THURSDAY, APRIL 14 peaking of fates worse than death: Today brought new twists to the case of Armin Meiwes, the German man who made headlines worldwide after admitting to killing a Berlin computer specialist who requested and orchestrated his own murder (and whose pan-fried penis Meiwes attempted to eat). Following his January 2004 conviction for manslaughter, Armin Meiwes was sentenced to eight and a half years in jail--a punishment German prosecutors have denounced as insufficient, filing an appeal yesterday to have Meiwes convicted of murder. Meanwhile, Meiwes' lawyers filed an appeal of their own, urging a conviction on the lesser charge of "killing on request," identified by Reuters as a form of illegal euthanasia carrying a maximum five-year sentence. Is Armin Meiwes a murderous cannibal who can't wait to kill again? Or is he just another people-pleasing German just following orders? Either way, Germany's Federal Criminal Court will decide Meiwes' fate on April 22. Stay tuned.


FRIDAY, APRIL 15 Today we shift from deliberate to accidental cannibalism, as showcased by the saga of Anna Ayala, the 39-year-old woman who filed a claim against a San Jose Wendy's franchise after allegedly finding a severed fingertip in her chili. This week the icky saga took a couple weird twists, reported by the Associated Press: First, a 59-year-old woman who lost a fingertip in a leopard attack attempted to claim the finger allegedly found in Anna Ayala's chili as her own. Then, Anna Ayala announced her decision to drop her complaint against Wendy's, citing the emotional difficulty of being scrutinized by police and reporters, while conspicuously refraining from mentioning newfound court records depicting her history of filing claims against corporations, including a former employer, a fast-food restaurant, and General Motors.
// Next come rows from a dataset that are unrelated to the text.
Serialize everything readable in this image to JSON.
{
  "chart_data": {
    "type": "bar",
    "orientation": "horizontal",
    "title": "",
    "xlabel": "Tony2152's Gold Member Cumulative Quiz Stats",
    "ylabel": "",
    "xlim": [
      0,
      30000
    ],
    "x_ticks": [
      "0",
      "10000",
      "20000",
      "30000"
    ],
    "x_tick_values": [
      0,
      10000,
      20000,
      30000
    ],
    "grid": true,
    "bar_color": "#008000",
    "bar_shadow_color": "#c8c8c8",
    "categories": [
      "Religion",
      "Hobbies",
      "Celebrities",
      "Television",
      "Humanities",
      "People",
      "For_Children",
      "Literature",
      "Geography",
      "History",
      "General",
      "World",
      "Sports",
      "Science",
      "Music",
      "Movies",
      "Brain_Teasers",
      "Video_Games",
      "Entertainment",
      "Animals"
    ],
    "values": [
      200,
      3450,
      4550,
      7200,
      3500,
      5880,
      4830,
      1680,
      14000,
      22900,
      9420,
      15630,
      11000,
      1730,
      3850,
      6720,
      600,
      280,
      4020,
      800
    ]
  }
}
Remaining resolute throughout is Wendy's, which maintains the fingertip didn't enter the food from its ingredients and has offered a $50,000 reward to anyone with any information about the mystery finger.


SATURDAY, APRIL 16 Nothing happened today, including the nuptials of Mary Kay Letourneau and Vili Fualaau, America's own Charles and Camilla, who failed to make good on their wedding-registry-engendering April 16 wedding date, without explanation.


SUNDAY, APRIL 17 Nothing happened today.